PADINI’s 1HFY23 beat expectations on stronger-than-expected consumer appetite for apparel and footwear on the full reopening of the economy. Going forward, festive shopping and the return of international tourists are additional earnings kickers. Hence, we raise our FY23F and FY24F earnings by 53% and 39%, respectively, elevate our TP by 40% to RM6.00 (from RM4.30) and maintain our OUTPERFORM call.

Above expectations. 1HFY23 PATAMI beat expectations, already at 79% and 74% of our full-year forecast and the full-year consensus estimate, respectively. The variation against our forecast came largely from stronger-than-expected rebound in sales on the economy reopening.

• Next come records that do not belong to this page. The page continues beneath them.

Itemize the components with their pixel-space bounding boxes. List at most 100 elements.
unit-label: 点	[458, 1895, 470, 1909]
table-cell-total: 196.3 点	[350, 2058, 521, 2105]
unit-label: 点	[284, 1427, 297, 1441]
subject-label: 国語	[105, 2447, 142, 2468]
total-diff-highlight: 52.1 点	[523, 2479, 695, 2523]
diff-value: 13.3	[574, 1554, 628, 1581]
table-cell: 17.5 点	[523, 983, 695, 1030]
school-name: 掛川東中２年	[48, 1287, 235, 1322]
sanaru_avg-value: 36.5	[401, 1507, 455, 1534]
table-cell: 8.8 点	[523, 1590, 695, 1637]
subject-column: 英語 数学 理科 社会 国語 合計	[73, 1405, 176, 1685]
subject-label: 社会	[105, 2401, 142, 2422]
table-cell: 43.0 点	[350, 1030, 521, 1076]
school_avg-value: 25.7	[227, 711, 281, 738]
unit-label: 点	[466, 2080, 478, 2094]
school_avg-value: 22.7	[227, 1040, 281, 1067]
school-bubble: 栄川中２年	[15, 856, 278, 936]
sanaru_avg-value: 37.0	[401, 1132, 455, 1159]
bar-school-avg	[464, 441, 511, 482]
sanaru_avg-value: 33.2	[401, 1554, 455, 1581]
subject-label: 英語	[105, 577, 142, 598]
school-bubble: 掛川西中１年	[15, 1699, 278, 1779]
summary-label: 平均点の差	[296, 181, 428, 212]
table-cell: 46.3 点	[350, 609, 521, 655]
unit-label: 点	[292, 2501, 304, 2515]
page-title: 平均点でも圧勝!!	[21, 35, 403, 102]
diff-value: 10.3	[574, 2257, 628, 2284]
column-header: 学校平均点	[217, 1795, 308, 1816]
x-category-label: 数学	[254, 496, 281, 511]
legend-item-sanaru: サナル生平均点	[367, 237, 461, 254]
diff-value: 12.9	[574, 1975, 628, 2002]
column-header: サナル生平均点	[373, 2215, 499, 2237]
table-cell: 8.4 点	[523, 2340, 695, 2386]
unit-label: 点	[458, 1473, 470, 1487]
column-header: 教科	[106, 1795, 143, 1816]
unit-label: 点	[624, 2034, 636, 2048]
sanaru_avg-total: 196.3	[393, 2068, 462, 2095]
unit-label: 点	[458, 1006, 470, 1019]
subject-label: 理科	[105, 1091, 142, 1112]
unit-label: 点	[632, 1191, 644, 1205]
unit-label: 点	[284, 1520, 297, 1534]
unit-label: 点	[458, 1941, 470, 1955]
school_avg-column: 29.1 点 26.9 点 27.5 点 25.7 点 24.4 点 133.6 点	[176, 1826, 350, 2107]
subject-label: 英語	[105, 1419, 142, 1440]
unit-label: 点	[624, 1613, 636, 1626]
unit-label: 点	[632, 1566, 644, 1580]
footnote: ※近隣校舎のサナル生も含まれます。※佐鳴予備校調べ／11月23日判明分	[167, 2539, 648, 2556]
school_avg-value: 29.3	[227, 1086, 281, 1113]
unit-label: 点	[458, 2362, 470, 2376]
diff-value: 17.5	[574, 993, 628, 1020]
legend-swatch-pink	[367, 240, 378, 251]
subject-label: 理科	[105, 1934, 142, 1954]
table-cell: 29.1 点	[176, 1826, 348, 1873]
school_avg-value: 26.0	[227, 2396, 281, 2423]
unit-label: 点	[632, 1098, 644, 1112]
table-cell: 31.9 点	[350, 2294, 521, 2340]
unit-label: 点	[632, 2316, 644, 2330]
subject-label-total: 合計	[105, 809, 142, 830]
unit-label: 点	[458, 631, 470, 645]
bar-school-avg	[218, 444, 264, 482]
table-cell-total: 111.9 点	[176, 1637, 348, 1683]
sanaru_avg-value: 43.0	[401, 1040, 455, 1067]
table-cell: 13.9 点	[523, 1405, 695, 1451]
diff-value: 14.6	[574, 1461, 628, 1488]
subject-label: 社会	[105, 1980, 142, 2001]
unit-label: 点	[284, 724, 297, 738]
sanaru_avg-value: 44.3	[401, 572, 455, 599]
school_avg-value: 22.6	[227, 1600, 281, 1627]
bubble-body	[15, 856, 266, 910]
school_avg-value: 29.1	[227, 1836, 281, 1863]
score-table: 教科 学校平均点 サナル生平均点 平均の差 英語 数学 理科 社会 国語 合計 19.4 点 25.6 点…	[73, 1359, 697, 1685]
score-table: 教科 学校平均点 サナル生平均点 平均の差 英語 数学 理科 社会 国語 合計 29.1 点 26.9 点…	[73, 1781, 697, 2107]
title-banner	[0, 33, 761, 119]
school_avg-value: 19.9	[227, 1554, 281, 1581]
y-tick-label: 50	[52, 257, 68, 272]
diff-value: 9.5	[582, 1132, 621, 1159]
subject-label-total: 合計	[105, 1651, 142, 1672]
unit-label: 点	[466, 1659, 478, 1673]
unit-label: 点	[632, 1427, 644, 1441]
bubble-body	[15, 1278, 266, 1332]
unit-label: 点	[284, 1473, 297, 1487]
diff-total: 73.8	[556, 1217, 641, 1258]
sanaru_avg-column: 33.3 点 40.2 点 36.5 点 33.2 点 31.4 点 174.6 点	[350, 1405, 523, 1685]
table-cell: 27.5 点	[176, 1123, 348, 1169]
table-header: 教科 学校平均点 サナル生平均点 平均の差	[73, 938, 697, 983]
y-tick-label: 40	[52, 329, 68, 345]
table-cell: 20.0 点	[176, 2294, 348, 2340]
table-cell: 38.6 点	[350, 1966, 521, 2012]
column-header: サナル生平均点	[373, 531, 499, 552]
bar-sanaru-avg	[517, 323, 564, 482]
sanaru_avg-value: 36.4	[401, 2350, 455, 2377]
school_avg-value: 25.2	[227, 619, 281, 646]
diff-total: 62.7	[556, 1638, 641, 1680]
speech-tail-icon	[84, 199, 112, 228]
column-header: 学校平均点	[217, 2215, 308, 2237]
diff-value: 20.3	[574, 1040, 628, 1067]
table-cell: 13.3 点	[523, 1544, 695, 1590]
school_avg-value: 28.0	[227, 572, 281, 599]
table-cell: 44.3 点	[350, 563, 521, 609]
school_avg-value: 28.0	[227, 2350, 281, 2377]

YoY, 1HFY23 revenue rose 75% driven by strong sales and higher footfall at outlets on the economy reopening. PATAMI almost tripled on a better product mix that was skewed towards higher-margin products and moderation in operating cost as supply-chain disruptions eased.

Outlook. There has not been a significant slowdown in consumer spending despite the high inflation (thanks partly to government subsidies on fuel and food items, cash handouts to the B40 group and a relatively stable job market). Strong demand for apparel and footwear remains, as it appears that there is still room for consumers to replenish their wardrobes. For 2HFY23, additional earnings kickers could come from strong festive shopping seasons (Chinese New Year in the first quarter and Hari Raya Adil Fitri in the second quarter) and the return of international tourists (especially Chinese tourists).

Forecasts. We raise our FY23-24F earnings by 53% and 39%, respectively, to reflect the stronger-than-expected appetite of consumers for apparel, which appears impervious to high inflation.

We like PADINI for: (i) it being a beneficiary of consumers replenishing their wardrobes for their return to offices and schools, and social functions, (ii) the strong spending power of its primary target customers (i.e. M40 group) given their healthy household balance sheets, and (iii) its strong net cash position enabling it to purchase inventory ahead of price hikes and potential supply disruptions.

We elevate our TP by 40% to RM6.00 (from RM4.30) as we roll forward our valuation base year to FY24F at 15x PER which is in line with the sector’s forward PER. There is no change to our TP based on ESG given a 3-star rating as appraised by us (see Page 4). Maintain OUTPERFORM.

Risks to our call include: (i) competition from existing and new players, (ii) sustained high inflation eventually erode consumers’ spending power, stalling consumption including apparel and footwear, and (iii) rising textile prices.